Advocates Raise their Voices in Support of Survivors during Advocacy Day
June 17, 2014
June 17, 2014 – Be a voice. This powerful phrase set the tone for this year’s Advocacy Day Conference, a two-day event held in in Washington, DC by the National Network to End Domestic Violence (NNEDV) earlier this month. Nearly 100 domestic violence advocates from across the country ventured to Capitol Hill to lobby for key legislative measures that will strengthen laws that protect survivors and support and sustain vital domestic violence services.
As reported in NNEDV’s recently released 2013 Domestic Violence Counts census, on just one day over 66,500 domestic violence victims received services from a local program. However, nearly 10,000 requests went unmet, in part due to a lack of federal, state, and local government funding which has led to decreased staffing and resources at domestic violence programs.
“It is unacceptable that even one survivor is turned away from services because programs lack the resources they need,” said Kim Gandy, NNEDV President and CEO.

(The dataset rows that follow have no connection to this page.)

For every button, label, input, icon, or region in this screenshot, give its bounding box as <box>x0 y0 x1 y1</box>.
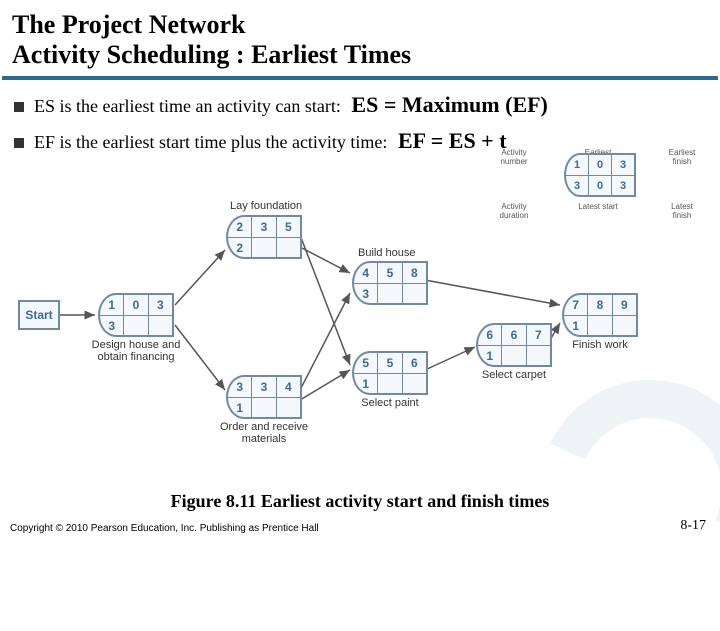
node-cell: 8 <box>402 263 426 283</box>
title-line1: The Project Network <box>12 10 245 39</box>
node-cell: 5 <box>377 263 401 283</box>
node4-label: Build house <box>358 247 416 259</box>
node-cell: 1 <box>228 398 251 417</box>
node-cell <box>402 284 426 303</box>
node-cell: 0 <box>123 295 147 315</box>
node-cell: 6 <box>478 325 501 345</box>
network-diagram: Activity number Earliest start Earliest … <box>0 175 720 475</box>
node-5: 556 1 <box>352 351 428 395</box>
node-cell: 3 <box>148 295 172 315</box>
node-7: 789 1 <box>562 293 638 337</box>
node-cell <box>276 398 300 417</box>
node-cell: 4 <box>276 377 300 397</box>
node1-label: Design house and obtain financing <box>76 339 196 363</box>
node-cell: 1 <box>354 374 377 393</box>
node-cell <box>402 374 426 393</box>
node3-label: Order and receive materials <box>204 421 324 445</box>
node-cell: 4 <box>354 263 377 283</box>
node-cell <box>587 316 611 335</box>
node-4: 458 3 <box>352 261 428 305</box>
node-cell <box>276 238 300 257</box>
title-line2: Activity Scheduling : Earliest Times <box>12 40 411 69</box>
node2-label: Lay foundation <box>230 200 302 212</box>
node-cell: 3 <box>251 217 275 237</box>
node-cell: 6 <box>501 325 525 345</box>
page-number: 8-17 <box>680 518 706 534</box>
node-cell <box>251 238 275 257</box>
bullet-square-icon <box>14 138 24 148</box>
legend-activity-number: Activity number <box>494 149 534 167</box>
legend-earliest-finish: Earliest finish <box>662 149 702 167</box>
node-cell <box>251 398 275 417</box>
node-cell <box>123 316 147 335</box>
node5-label: Select paint <box>330 397 450 409</box>
node6-label: Select carpet <box>454 369 574 381</box>
legend-cell: 3 <box>611 155 634 175</box>
node-2: 235 2 <box>226 215 302 259</box>
bullet2-text: EF is the earliest start time plus the a… <box>34 132 387 152</box>
node-cell: 2 <box>228 217 251 237</box>
legend-cell: 0 <box>588 155 611 175</box>
node-cell: 1 <box>564 316 587 335</box>
node-cell <box>612 316 636 335</box>
node-cell: 9 <box>612 295 636 315</box>
node-cell: 3 <box>251 377 275 397</box>
node-cell <box>501 346 525 365</box>
bullet1-text: ES is the earliest time an activity can … <box>34 96 341 116</box>
bullet-square-icon <box>14 102 24 112</box>
node-cell: 3 <box>100 316 123 335</box>
node-cell: 1 <box>100 295 123 315</box>
node-3: 334 1 <box>226 375 302 419</box>
bullet-1: ES is the earliest time an activity can … <box>14 92 706 118</box>
node-cell: 2 <box>228 238 251 257</box>
node-cell <box>377 284 401 303</box>
node-1: 1 0 3 3 <box>98 293 174 337</box>
node-cell: 3 <box>354 284 377 303</box>
node-cell: 3 <box>228 377 251 397</box>
legend-cell: 1 <box>566 155 588 175</box>
node-cell <box>148 316 172 335</box>
node-cell: 8 <box>587 295 611 315</box>
node-cell: 5 <box>354 353 377 373</box>
node-cell: 5 <box>276 217 300 237</box>
node-cell: 1 <box>478 346 501 365</box>
start-node: Start <box>18 300 60 330</box>
node-cell <box>377 374 401 393</box>
bullet1-formula: ES = Maximum (EF) <box>351 92 547 117</box>
copyright-text: Copyright © 2010 Pearson Education, Inc.… <box>10 523 319 534</box>
node-cell: 7 <box>564 295 587 315</box>
node-cell: 5 <box>377 353 401 373</box>
figure-caption: Figure 8.11 Earliest activity start and … <box>0 491 720 512</box>
node-cell: 6 <box>402 353 426 373</box>
node7-label: Finish work <box>540 339 660 351</box>
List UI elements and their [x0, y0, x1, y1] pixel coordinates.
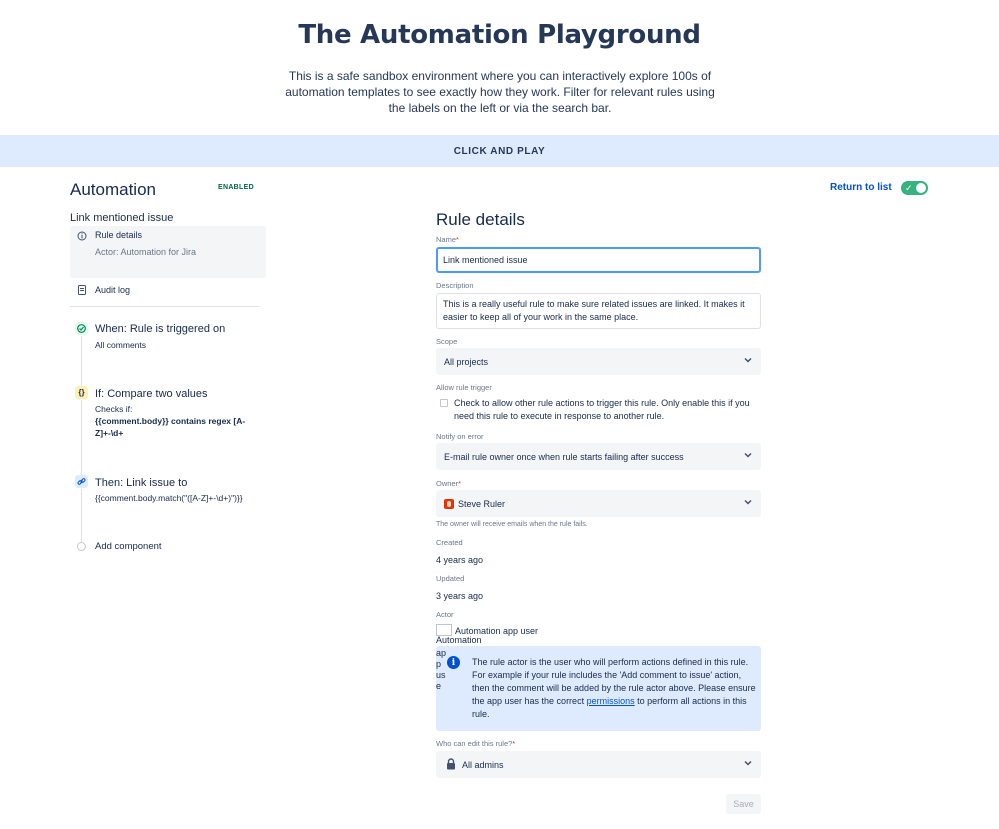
add-component-dot — [77, 542, 86, 551]
owner-helper-text: The owner will receive emails when the r… — [436, 521, 588, 528]
description-textarea[interactable]: This is a really useful rule to make sur… — [436, 293, 761, 329]
flow-connector — [81, 400, 82, 476]
scope-select[interactable]: All projects — [436, 348, 761, 375]
editors-select[interactable]: All admins — [436, 751, 761, 778]
lock-icon — [447, 758, 455, 770]
avatar — [444, 499, 454, 509]
status-badge: ENABLED — [218, 184, 254, 191]
condition-checks-label: Checks if: — [95, 404, 133, 414]
permissions-link[interactable]: permissions — [587, 696, 635, 706]
chevron-down-icon — [744, 357, 752, 363]
editors-label: Who can edit this rule?* — [436, 739, 516, 748]
document-icon — [77, 285, 87, 295]
trigger-subtitle: All comments — [95, 340, 147, 350]
scope-label: Scope — [436, 337, 458, 346]
chevron-down-icon — [744, 760, 752, 766]
updated-value: 3 years ago — [436, 591, 484, 601]
toggle-knob — [916, 183, 926, 193]
sidebar-item-label: Rule details — [95, 230, 143, 240]
sidebar-divider — [70, 306, 259, 307]
owner-select[interactable]: Steve Ruler — [436, 490, 761, 517]
notify-value: E-mail rule owner once when rule starts … — [444, 451, 684, 462]
rule-name-input[interactable]: Link mentioned issue — [436, 247, 761, 273]
condition-braces-icon: {} — [75, 386, 88, 399]
flow-connector — [81, 336, 82, 386]
add-component-button[interactable]: Add component — [95, 541, 162, 552]
automation-title: Automation — [70, 180, 156, 199]
chevron-down-icon — [744, 452, 752, 458]
description-label: Description — [436, 281, 474, 290]
created-value: 4 years ago — [436, 555, 484, 565]
action-expression: {{comment.body.match("([A-Z]+-\d+)")}} — [95, 493, 243, 503]
owner-label: Owner* — [436, 479, 462, 488]
trigger-icon — [75, 322, 88, 335]
sidebar-actor-text: Actor: Automation for Jira — [95, 247, 197, 257]
flow-connector — [81, 489, 82, 542]
info-icon: i — [447, 656, 460, 669]
allow-trigger-checkbox[interactable] — [440, 399, 448, 407]
save-button[interactable]: Save — [726, 794, 761, 814]
page-description: This is a safe sandbox environment where… — [285, 69, 715, 115]
checkmark-icon: ✓ — [905, 183, 913, 193]
chevron-down-icon — [744, 499, 752, 505]
actor-image-alt: Automation — [436, 635, 482, 645]
actor-info-text: The rule actor is the user who will perf… — [472, 657, 756, 719]
editors-value: All admins — [462, 759, 504, 770]
link-icon — [75, 475, 88, 488]
owner-value: Steve Ruler — [458, 498, 506, 509]
condition-title[interactable]: If: Compare two values — [95, 388, 208, 400]
page-title: The Automation Playground — [298, 20, 701, 50]
scope-value: All projects — [444, 356, 489, 367]
return-to-list-link[interactable]: Return to list — [830, 182, 892, 193]
condition-expression: {{comment.body}} contains regex [A-Z]+-\… — [95, 416, 246, 438]
actor-image-alt-overflow: app use — [436, 648, 447, 691]
click-and-play-banner: CLICK AND PLAY — [0, 135, 999, 167]
name-label: Name* — [436, 235, 459, 244]
actor-label: Actor — [436, 610, 454, 619]
allow-trigger-label: Allow rule trigger — [436, 383, 492, 392]
banner-label: CLICK AND PLAY — [453, 145, 546, 157]
updated-label: Updated — [436, 574, 465, 583]
info-circle-icon — [77, 231, 87, 241]
created-label: Created — [436, 538, 463, 547]
rule-enabled-toggle[interactable]: ✓ — [901, 181, 928, 195]
notify-select[interactable]: E-mail rule owner once when rule starts … — [436, 443, 761, 470]
trigger-title[interactable]: When: Rule is triggered on — [95, 323, 225, 335]
rule-details-heading: Rule details — [436, 210, 525, 229]
action-title[interactable]: Then: Link issue to — [95, 477, 187, 489]
allow-trigger-text: Check to allow other rule actions to tri… — [454, 398, 750, 421]
sidebar-rule-name: Link mentioned issue — [70, 212, 174, 224]
sidebar-item-audit-log[interactable]: Audit log — [95, 285, 130, 295]
notify-label: Notify on error — [436, 432, 484, 441]
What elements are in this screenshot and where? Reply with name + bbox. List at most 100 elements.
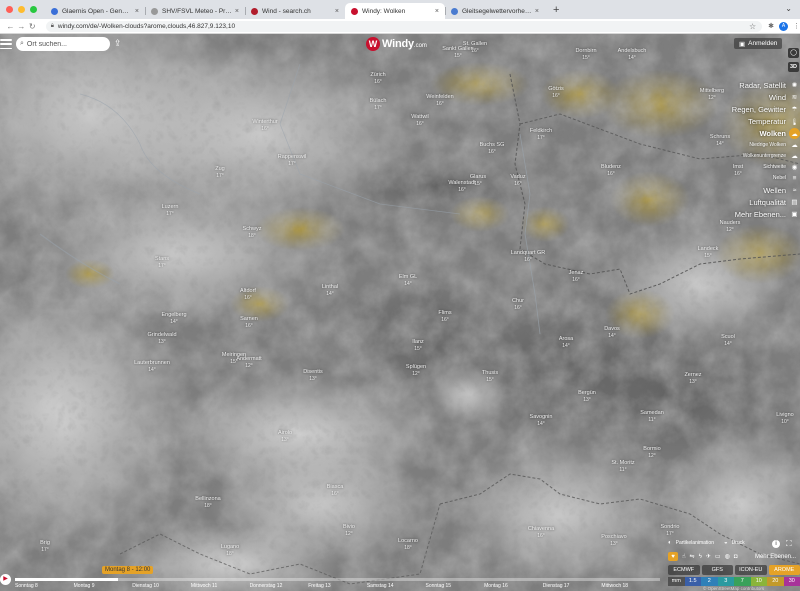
timeline-day[interactable]: Mittwoch 11 — [191, 583, 250, 589]
map-city-label[interactable]: Elm GL 14° — [399, 274, 417, 287]
map-city-label[interactable]: Bülach 17° — [370, 98, 387, 111]
map-city-label[interactable]: Poschiavo 13° — [601, 534, 626, 547]
info-icon[interactable]: i — [772, 540, 780, 548]
map-city-label[interactable]: Biasca 16° — [327, 484, 344, 497]
map-city-label[interactable]: Feldkirch 17° — [530, 128, 552, 141]
timeline-day[interactable]: Samstag 14 — [367, 583, 426, 589]
share-icon[interactable]: ⇪ — [114, 38, 122, 49]
tab-close-icon[interactable]: × — [135, 8, 139, 15]
rss-circle-icon[interactable]: ◯ — [788, 48, 799, 58]
map-city-label[interactable]: Brig 17° — [40, 540, 50, 553]
map-city-label[interactable]: Bludenz 16° — [601, 164, 621, 177]
layer-item[interactable]: Wind ≋ — [680, 91, 800, 103]
favorites-heart-icon[interactable]: ♥ — [668, 552, 678, 561]
particles-label[interactable]: Partikelanimation — [676, 540, 714, 546]
browser-tab[interactable]: Windy: Wolken × — [345, 3, 445, 19]
layer-item[interactable]: Wolken ☁ — [680, 128, 800, 140]
tab-close-icon[interactable]: × — [535, 8, 539, 15]
tab-close-icon[interactable]: × — [435, 8, 439, 15]
timeline-track[interactable] — [15, 578, 660, 581]
extensions-puzzle-icon[interactable]: ✱ — [768, 22, 774, 30]
map-city-label[interactable]: Thusis 15° — [482, 370, 498, 383]
layer-item[interactable]: Wolkenuntergrenze ☁ — [680, 151, 800, 162]
map-city-label[interactable]: Altdorf 16° — [240, 288, 256, 301]
profile-avatar[interactable]: A — [778, 21, 788, 31]
maximize-window-button[interactable] — [30, 6, 37, 13]
forward-button[interactable]: → — [16, 22, 27, 31]
map-city-label[interactable]: Zernez 13° — [684, 372, 701, 385]
location-search[interactable]: ⌕ — [16, 37, 110, 51]
map-city-label[interactable]: Bergün 13° — [578, 390, 596, 403]
hamburger-menu-icon[interactable] — [0, 38, 12, 50]
map-city-label[interactable]: Disentis 13° — [303, 369, 323, 382]
address-bar[interactable]: 🔒︎ windy.com/de/-Wolken-clouds?arome,clo… — [45, 20, 763, 32]
map-city-label[interactable]: Meiringen 15° — [222, 352, 246, 365]
layer-item[interactable]: Temperatur 🌡 — [680, 116, 800, 128]
model-button[interactable]: AROME — [768, 565, 800, 575]
map-city-label[interactable]: Lauterbrunnen 14° — [134, 360, 170, 373]
map-city-label[interactable]: Wattwil 16° — [411, 114, 429, 127]
timeline-day[interactable]: Montag 16 — [484, 583, 543, 589]
map-city-label[interactable]: Livigno 10° — [776, 412, 793, 425]
layer-item[interactable]: Sichtweite ◉ — [680, 162, 800, 173]
map-city-label[interactable]: Zug 17° — [215, 166, 224, 179]
map-city-label[interactable]: Nauders 12° — [720, 220, 741, 233]
map-city-label[interactable]: Jenaz 16° — [569, 270, 584, 283]
particles-toggle-icon[interactable]: ◐ — [668, 540, 672, 546]
map-city-label[interactable]: Savognin 14° — [530, 414, 553, 427]
play-icon[interactable]: ▶ — [0, 574, 11, 585]
map-city-label[interactable]: Bormio 12° — [643, 446, 660, 459]
timeline-day[interactable]: Freitag 13 — [308, 583, 367, 589]
model-button[interactable]: GFS — [701, 565, 733, 575]
camera-icon[interactable]: ◘ — [734, 554, 738, 560]
layer-item[interactable]: Luftqualität ▤ — [680, 196, 800, 208]
map-attribution[interactable]: © OpenStreetMap contributors — [703, 586, 764, 591]
new-tab-button[interactable]: + — [545, 3, 567, 19]
browser-tab[interactable]: Wind - search.ch × — [245, 3, 345, 19]
map-city-label[interactable]: Landeck 15° — [698, 246, 719, 259]
map-city-label[interactable]: Walenstadt 16° — [448, 180, 475, 193]
ruler-icon[interactable]: ⇋ — [690, 553, 695, 560]
model-button[interactable]: ICON-EU — [735, 565, 767, 575]
tab-search-chevron-icon[interactable]: ⌄ — [785, 4, 792, 13]
plane-icon[interactable]: ✈ — [706, 553, 711, 560]
map-city-label[interactable]: Sankt Gallen 15° — [442, 46, 474, 59]
map-city-label[interactable]: Rappenswil 17° — [278, 154, 306, 167]
back-button[interactable]: ← — [5, 22, 16, 31]
map-city-label[interactable]: Sarnen 16° — [240, 316, 258, 329]
map-city-label[interactable]: Locarno 18° — [398, 538, 418, 551]
timeline-day[interactable]: Dienstag 17 — [543, 583, 602, 589]
pressure-toggle-icon[interactable]: ◒ — [724, 540, 728, 546]
timeline-day[interactable]: Sonntag 8 — [15, 583, 74, 589]
map-city-label[interactable]: St. Moritz 11° — [611, 460, 634, 473]
timeline-day[interactable]: Mittwoch 18 — [601, 583, 660, 589]
layer-item[interactable]: Regen, Gewitter ☂ — [680, 103, 800, 115]
reload-button[interactable]: ↻ — [27, 22, 38, 31]
map-city-label[interactable]: Engelberg 14° — [161, 312, 186, 325]
search-input[interactable] — [26, 40, 107, 48]
browser-tab[interactable]: SHV/FSVL Meteo - Previtemp× — [145, 3, 245, 19]
map-city-label[interactable]: Lugano 18° — [221, 544, 239, 557]
tab-close-icon[interactable]: × — [335, 8, 339, 15]
map-city-label[interactable]: Schwyz 18° — [243, 226, 262, 239]
map-city-label[interactable]: Buchs SG 16° — [480, 142, 505, 155]
map-city-label[interactable]: Flims 16° — [438, 310, 451, 323]
lock-icon[interactable]: 🔒︎ — [51, 23, 54, 30]
map-city-label[interactable]: Chur 16° — [512, 298, 524, 311]
model-button[interactable]: ECMWF — [668, 565, 700, 575]
fullscreen-icon[interactable]: ⛶ — [786, 539, 792, 549]
timeline-day[interactable]: Montag 9 — [74, 583, 133, 589]
more-layers-link[interactable]: Mehr Ebenen... — [755, 554, 800, 560]
minimize-window-button[interactable] — [18, 6, 25, 13]
timeline-day[interactable]: Sonntag 15 — [425, 583, 484, 589]
map-city-label[interactable]: Samedan 11° — [640, 410, 664, 423]
map-city-label[interactable]: Andelsbuch 14° — [618, 48, 647, 61]
login-button[interactable]: ▣ Anmelden — [734, 38, 783, 49]
timeline-day[interactable]: Donnerstag 12 — [250, 583, 309, 589]
layer-item[interactable]: Niedrige Wolken ☁ — [680, 140, 800, 151]
current-time-bubble[interactable]: Montag 8 - 12:00 — [102, 566, 154, 574]
webcam-icon[interactable]: ▭ — [715, 553, 721, 560]
3d-toggle-button[interactable]: 3D — [788, 62, 799, 72]
hand-icon[interactable]: ☝ — [682, 553, 686, 560]
map-city-label[interactable]: Weinfelden 16° — [426, 94, 453, 107]
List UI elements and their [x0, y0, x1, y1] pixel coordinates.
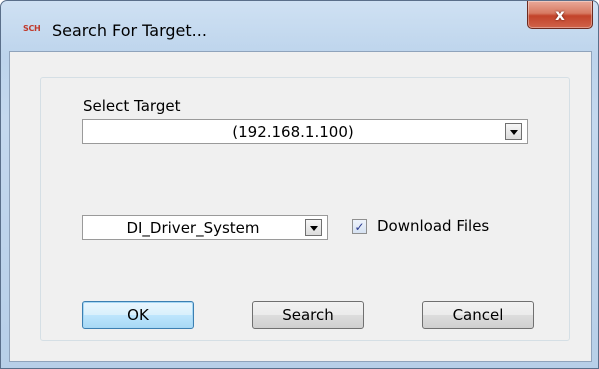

With these financial hardships in mind, NNEDV’s legislative priorities this year included funding for programs such as the Violence Against Women Act (VAWA), the Family Violence Prevention and Services Act (FVPSA), and the Victims of Crime Act (VOCA). Each of these legislative measures plays a vital role in ending domestic violence, and it is largely domestic violence coalitions, advocates, and allies that help push these measures forward. “Coalitions are the unsung heroes of this work,” declared Lynn Rosenthal, White House advisor on violence against women during Advocacy Day this year.
Advocates also called on Congress to address the all-too-common reality of domestic violence homicides. Legislation that holds perpetrators accountable and reduces their access to deadly weapons will help to keep survivors safer.
Additionally, advocates urged Congress to pass comprehensive immigration reform, which is vital in ensuring safety and security for so many women, as seventy-five percent of undocumented immigrants are women and children. “Due to ineffective immigration reforms, these women are being pushed into the shadows,” said Rosie Hidalgo, Public Policy Director at Casa de Esperanza. Reforms such as the bipartisan S.744 bill have passed the Senate, but are waiting for approval by the House.
The morning advocates prepared to go to Capitol Hill, they were inspired by NNEDV Voice for Survivors honoree Teri Jendusa Nicolai who said, “By some miracle, I survived a brutal attack by my ex-husband who left me for dead. I know that I now must use my voice for other survivors. In fact, we are all voices for survivors.”